A placa dava boas-vindas à Reeddak, população 854 habitantes. Era um lugar bem pequeno, de fato; casas de pedra cobertas com telhas vermelhas, ruas de paralelepípedos e um trânsito mínimo, quase todo composto por veículos de tração animal, bicicletas e um ou outro utilitário com algumas décadas de uso. Os moradores, alguns deles sentados à frente das casas ao longo do caminho, encaravam com curiosidade a passagem do Tatra 603.

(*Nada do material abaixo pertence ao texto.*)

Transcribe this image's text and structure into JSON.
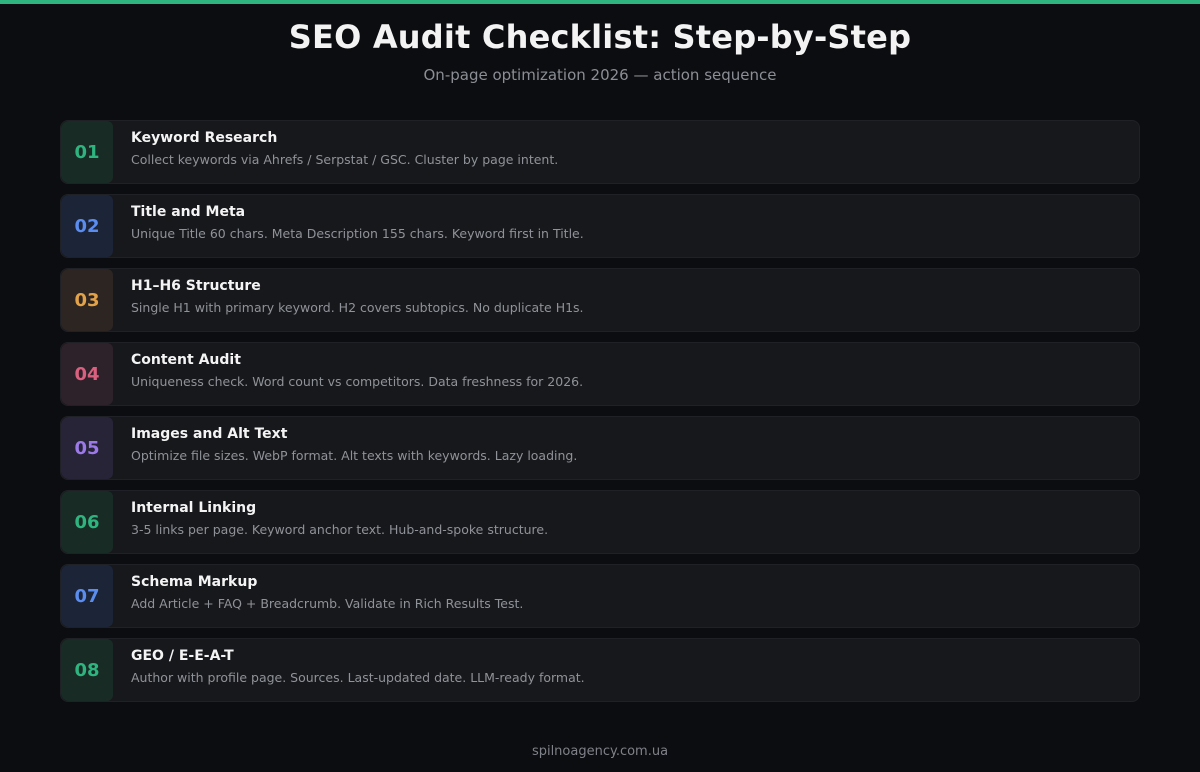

- Não tem muita coisa para ver; essa é a praça do Mercado, o coração de Reeddak - informou Derre, quando entraram num grande espaço quadrangular calçado com mosaicos geométricos, cercado por construções de até dois andares e aparência mais oficial do que a maioria das edificações que encontraram pelo caminho. No centro, havia uma estátua de bronze de um homem com casacão e tricórnio, um cão deitado aos pés. O motorista parou o automóvel, para que Sjutsje descesse e tivesse contato direto com o local.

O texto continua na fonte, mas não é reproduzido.